When he came back into the living-room, the class were all sprawled on chairs and packing cases and sitting on the floor.
‘Everybody comfortable?’
‘Saw you on the news last night, Mr
Rook,’ Christophe volunteered. ‘You and Washington and Laura. That was unreal, that old guy drowning in his own house. Laura said that you guys nearly drowned, too.’
Jim said, ‘You remember I warned you about staying away from water. We were trying to track down the spirit that drowned Dennis and scalded Dottie. Well, we found out last night just how dangerous it can be. We were lucky … but we haven’t beaten it yet, and you could still be in danger.’
‘Don’t you worry, Mr Rook. After what Washington said, we take the point. With a capital P.’
‘Anyhow,’ said Jim. ‘To what do I owe the honor of your all coming here today?’
Arlene Carollo stood up. She was a very tall, thin brunette, with freckles and a wide smile crowded with shining white teeth. ‘We couldn’t let you leave without a leaving party, sir. We couldn’t have it on Tuesday because of what happened to Dottie, but when we heard that you were still in LA … Well, the e-mails started flying and we decided to hold it today.’
David Baliga stood up, too – a stocky boy with a handsome, square-jawed face, but a slow, monotonous way of talking. ‘The whole class owes you, Mr Rook.
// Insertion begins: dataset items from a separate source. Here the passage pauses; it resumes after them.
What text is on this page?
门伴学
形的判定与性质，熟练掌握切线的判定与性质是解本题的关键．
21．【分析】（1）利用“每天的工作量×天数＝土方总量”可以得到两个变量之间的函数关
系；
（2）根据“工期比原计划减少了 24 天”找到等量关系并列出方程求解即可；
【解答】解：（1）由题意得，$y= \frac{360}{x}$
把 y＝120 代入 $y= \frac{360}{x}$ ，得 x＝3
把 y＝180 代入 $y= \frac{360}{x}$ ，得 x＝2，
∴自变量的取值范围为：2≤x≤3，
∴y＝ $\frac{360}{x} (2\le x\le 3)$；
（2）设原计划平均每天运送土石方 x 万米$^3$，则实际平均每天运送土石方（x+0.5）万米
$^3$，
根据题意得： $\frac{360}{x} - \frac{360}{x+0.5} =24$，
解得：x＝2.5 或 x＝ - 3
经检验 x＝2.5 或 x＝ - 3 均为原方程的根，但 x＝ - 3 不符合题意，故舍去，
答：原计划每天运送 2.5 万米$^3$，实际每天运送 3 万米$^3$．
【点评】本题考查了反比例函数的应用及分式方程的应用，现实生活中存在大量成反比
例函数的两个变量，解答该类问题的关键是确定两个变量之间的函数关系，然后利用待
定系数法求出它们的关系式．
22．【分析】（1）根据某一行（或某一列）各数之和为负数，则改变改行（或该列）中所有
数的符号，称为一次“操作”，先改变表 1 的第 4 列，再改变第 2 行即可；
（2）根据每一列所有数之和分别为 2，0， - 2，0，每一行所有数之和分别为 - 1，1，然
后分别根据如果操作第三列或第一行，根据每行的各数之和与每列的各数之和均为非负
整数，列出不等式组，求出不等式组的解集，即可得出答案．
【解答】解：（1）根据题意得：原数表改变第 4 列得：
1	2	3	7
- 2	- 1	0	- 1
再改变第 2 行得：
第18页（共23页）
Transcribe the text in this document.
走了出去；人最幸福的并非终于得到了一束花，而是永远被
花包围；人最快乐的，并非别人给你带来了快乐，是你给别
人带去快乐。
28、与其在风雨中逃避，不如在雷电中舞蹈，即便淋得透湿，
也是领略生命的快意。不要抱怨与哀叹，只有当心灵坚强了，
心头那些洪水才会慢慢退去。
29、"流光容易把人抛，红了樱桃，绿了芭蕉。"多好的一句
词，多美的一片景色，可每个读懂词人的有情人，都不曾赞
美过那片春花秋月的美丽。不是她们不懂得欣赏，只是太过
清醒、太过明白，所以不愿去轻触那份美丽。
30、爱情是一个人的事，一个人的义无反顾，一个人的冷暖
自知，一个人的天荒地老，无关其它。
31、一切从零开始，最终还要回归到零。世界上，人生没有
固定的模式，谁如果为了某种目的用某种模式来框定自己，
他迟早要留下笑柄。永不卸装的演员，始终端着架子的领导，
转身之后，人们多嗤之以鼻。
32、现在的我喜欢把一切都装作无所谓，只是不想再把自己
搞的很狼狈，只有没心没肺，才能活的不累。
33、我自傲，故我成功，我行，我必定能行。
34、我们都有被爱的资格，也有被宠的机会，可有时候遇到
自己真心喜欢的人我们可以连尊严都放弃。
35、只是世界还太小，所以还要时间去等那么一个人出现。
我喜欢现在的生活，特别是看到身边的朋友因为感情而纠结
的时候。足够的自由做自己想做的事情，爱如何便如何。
What you did for us nobody else could have done and nobody else was ever bothered. So that’s why we came. And also to hand in our assignment.’
‘Your assignment?’
‘Sure,’ said Jewel Karakatsanis. ‘You asked us to write a four-line poem, remember, about the way we felt?’
‘You wrote it? You didn’t have to write it.’
‘Sure we did. We know what kind of a blue fit you get into if we don’t turn in our work on time.’